Carl Hiaasen – Basket Case

He sets down the fishing gear and takes her hand. “You are most lovely, Emma. I’m dazzled to meet you.”

The old hound!

“You had a birthday, didn’t you?” I ask him.

“Number ninety-three,” he reports proudly.

“Incredible,” Emma says.

“Not really. I planned it this way. All those years, writing all those hundreds of obituaries—well, pretty lady, I paid attention. I learned a few tricks.”

Emma is taken with the old guy, as I knew she would be. After arranging his clutter of fishing tackle, he methodically rigs a bait and casts it over the rail.

“Sunscreen.” He cocks his head our way. “Both of you should be basting in the stuff. Forty years from now you’ll thank me.”

Ike’s rod begins to bend, and he gallantly passes it to Emma. She cranks up a nice snapper, which he guts and tosses on ice.

“Fish is the healthiest food in the world. Cemeteries are full of people who didn’t eat enough fish.”

“Ike,” says Emma, “please tell Jack why he should come back to the newspaper.”

He wipes the blade of his fillet knife on a leg of his trousers. “Number one, you’re not cut out for a regular job.”

No argument there.

“Number two, you still get a bang out of the news.” His crooked fingers are working a large sharp hook into a bloodless chunk of mullet. “And number three, you can make things happen, writing for a paper,” he says. “Make a difference in the world. That’s a damn fact.”

Emma lightly claps her hands. “Well done!”

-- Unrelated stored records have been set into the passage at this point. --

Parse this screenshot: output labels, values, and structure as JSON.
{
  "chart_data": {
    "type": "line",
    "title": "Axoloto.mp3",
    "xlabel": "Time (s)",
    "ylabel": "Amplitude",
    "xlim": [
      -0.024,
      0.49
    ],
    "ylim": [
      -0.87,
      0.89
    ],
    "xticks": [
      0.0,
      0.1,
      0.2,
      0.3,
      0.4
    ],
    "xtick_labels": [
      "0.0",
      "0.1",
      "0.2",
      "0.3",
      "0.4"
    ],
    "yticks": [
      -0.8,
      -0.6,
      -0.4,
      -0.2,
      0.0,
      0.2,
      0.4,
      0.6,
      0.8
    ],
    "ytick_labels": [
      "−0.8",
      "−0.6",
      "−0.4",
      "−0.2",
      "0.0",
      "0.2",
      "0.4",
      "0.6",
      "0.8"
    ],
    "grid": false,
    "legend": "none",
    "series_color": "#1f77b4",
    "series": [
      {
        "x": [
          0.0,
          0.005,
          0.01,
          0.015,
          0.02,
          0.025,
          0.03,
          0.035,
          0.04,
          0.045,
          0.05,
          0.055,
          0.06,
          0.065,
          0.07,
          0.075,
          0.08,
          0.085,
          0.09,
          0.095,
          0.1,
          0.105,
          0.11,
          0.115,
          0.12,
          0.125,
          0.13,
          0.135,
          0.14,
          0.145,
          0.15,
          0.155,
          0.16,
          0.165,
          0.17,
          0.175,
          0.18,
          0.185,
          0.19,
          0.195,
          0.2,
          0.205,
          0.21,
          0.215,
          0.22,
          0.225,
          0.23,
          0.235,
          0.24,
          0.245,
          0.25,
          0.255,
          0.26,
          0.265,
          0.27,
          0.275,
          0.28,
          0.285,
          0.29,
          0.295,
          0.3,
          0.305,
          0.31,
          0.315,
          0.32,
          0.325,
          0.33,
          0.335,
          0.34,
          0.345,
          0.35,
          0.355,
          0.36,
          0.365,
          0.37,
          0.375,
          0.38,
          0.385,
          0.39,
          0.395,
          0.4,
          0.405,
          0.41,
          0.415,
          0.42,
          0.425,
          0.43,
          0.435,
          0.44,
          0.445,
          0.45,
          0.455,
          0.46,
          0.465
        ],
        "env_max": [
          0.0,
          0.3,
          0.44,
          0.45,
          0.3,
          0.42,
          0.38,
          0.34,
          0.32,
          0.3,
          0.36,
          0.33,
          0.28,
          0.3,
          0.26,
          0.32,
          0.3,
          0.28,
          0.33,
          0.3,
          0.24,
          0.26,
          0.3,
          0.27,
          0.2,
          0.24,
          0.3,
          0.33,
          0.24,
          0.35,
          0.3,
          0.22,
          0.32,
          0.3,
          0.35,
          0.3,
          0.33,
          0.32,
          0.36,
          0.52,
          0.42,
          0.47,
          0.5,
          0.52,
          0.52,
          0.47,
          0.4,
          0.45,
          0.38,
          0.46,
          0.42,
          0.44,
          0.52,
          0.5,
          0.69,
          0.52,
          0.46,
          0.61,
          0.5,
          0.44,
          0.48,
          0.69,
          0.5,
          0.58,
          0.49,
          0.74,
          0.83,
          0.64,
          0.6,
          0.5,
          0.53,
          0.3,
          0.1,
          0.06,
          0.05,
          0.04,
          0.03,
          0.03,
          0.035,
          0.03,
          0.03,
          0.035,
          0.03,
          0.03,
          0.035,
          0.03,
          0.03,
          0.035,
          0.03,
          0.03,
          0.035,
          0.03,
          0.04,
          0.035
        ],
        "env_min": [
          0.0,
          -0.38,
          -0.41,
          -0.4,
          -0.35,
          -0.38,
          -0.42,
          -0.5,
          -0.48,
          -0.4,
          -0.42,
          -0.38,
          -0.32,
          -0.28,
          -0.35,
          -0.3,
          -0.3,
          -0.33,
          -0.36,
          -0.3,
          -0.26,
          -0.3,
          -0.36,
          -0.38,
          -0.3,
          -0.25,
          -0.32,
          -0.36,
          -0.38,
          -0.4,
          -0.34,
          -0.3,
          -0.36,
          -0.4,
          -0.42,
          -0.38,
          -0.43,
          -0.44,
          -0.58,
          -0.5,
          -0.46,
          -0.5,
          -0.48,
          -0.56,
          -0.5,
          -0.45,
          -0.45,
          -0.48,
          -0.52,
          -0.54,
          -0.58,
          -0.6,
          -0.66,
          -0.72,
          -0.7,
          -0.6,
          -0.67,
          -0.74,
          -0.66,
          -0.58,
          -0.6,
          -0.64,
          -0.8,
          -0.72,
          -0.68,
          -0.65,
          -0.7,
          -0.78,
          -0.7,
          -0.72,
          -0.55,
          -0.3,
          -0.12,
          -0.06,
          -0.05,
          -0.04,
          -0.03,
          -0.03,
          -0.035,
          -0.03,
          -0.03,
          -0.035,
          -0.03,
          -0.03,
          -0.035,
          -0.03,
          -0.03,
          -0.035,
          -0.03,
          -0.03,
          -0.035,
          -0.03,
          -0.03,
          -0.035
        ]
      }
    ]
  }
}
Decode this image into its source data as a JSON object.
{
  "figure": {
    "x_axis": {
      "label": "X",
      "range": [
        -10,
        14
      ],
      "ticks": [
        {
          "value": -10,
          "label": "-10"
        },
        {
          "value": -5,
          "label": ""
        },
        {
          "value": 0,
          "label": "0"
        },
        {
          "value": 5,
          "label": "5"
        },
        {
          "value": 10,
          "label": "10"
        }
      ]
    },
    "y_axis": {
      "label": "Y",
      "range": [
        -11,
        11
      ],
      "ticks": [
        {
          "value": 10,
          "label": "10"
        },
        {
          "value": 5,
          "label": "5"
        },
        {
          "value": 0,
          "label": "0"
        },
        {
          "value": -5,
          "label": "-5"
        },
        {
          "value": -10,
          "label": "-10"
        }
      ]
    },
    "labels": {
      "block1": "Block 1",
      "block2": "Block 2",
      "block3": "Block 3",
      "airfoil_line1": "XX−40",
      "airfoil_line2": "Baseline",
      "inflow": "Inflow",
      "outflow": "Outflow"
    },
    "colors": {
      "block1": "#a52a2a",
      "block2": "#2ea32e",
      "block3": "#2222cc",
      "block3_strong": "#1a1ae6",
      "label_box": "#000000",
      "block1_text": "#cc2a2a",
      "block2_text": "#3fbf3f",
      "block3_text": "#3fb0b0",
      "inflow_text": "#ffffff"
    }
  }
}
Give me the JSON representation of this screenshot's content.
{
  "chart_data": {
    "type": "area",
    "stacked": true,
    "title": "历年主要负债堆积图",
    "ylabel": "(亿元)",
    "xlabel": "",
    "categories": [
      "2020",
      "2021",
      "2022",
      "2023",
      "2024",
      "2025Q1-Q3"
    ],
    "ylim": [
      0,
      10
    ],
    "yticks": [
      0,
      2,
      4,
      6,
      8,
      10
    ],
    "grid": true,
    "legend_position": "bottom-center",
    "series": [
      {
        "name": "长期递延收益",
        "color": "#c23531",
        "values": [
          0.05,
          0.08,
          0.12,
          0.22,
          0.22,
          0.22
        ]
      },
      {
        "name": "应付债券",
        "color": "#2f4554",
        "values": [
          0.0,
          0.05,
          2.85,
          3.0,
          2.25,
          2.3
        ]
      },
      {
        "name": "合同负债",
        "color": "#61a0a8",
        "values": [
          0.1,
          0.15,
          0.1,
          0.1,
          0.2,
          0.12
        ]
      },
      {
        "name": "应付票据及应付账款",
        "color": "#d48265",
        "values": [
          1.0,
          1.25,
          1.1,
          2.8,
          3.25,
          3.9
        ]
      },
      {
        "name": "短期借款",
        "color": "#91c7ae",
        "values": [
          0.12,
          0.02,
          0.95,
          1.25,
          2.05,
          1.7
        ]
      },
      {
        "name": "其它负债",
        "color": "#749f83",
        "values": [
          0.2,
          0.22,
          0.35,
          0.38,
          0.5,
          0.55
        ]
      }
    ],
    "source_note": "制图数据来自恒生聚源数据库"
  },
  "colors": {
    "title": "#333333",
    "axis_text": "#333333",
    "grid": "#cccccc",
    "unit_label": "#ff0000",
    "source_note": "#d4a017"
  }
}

What the opossum man says is true.” But if I came back,” I say, “I wouldn’t be writing obituaries.”

“That’s all right. It was a helluva piece you did about that wild young gal killing off her husband,” says Ike. “It wouldn’t surprise me if you got an award. I’m serious, Jack.”

He rears back with the rod and arcs the fresh bait toward the water. The heavy lead sinker makes a faraway plop. Emma motions that it’s time for us to go. Now that she’s a deputy editor, she cannot miss the one o’clock meeting. Some things haven’t changed at the Union-Register.

“Ike, it was an honor meeting you.”

“The honor was mine. Come angle with me anytime.” He flashes his handsome store-bought teeth. Then, turning to me: “When will I see your byline again, Jack Tagger?”

“Sooner or later.” I shake his hand, mullet slime and all. “You’re a piece of work, Ike.”

He leans close and drops his voice. “When’s the last time you had a checkup? I mean the works.”

“Last year.” With Emma’s support, I’ve been able to break myself of those compulsive monthly treks to Dr. Susan.

“Next time you go, be sure and have ’em check the plumbing,” Ike advises. “They stick a camera up your ass, but it’s no worse than your average divorce.”

“I’ll keep that in mind.”

“Live a long time, Jack. Remember, it’s all diet and attitude.”

Emma and I are halfway down the pier when we hear a hoarse cry. Ike has hooked up to a huge tarpon, which is exploding in silvery somersaults across the water. I can see the old man slammed fast against the wooden rail, struggling to keep a grip on the U-bent spinning rod. A few of the other anglers are gathering to watch, but no one seems to be helping. Wispy Ike is easily outweighed by the thrashing hulk on the end of his line. This isn’t my sport, but I remember enough from fishing with my mother to know what might happen if the drag on the old man’s reel freezes.

“It looks like he’s in trouble,” Emma says.

I’m already running.

And I’m already thinking, God forgive me, of his obituary. Undoubtedly Hemingway would be invoked. Then some dim acquaintance of the opossum man would be quoted as saying he died doing what he loved best, which is what—gagging on seawater?

Still, being dragged off a pier by a magnificent fish wouldn’t be the silliest way to die, not by far. It’s not nearly as pointless, for instance, as getting shitfaced drunk and tumbling out of a tree while attempting to romance a raccoon.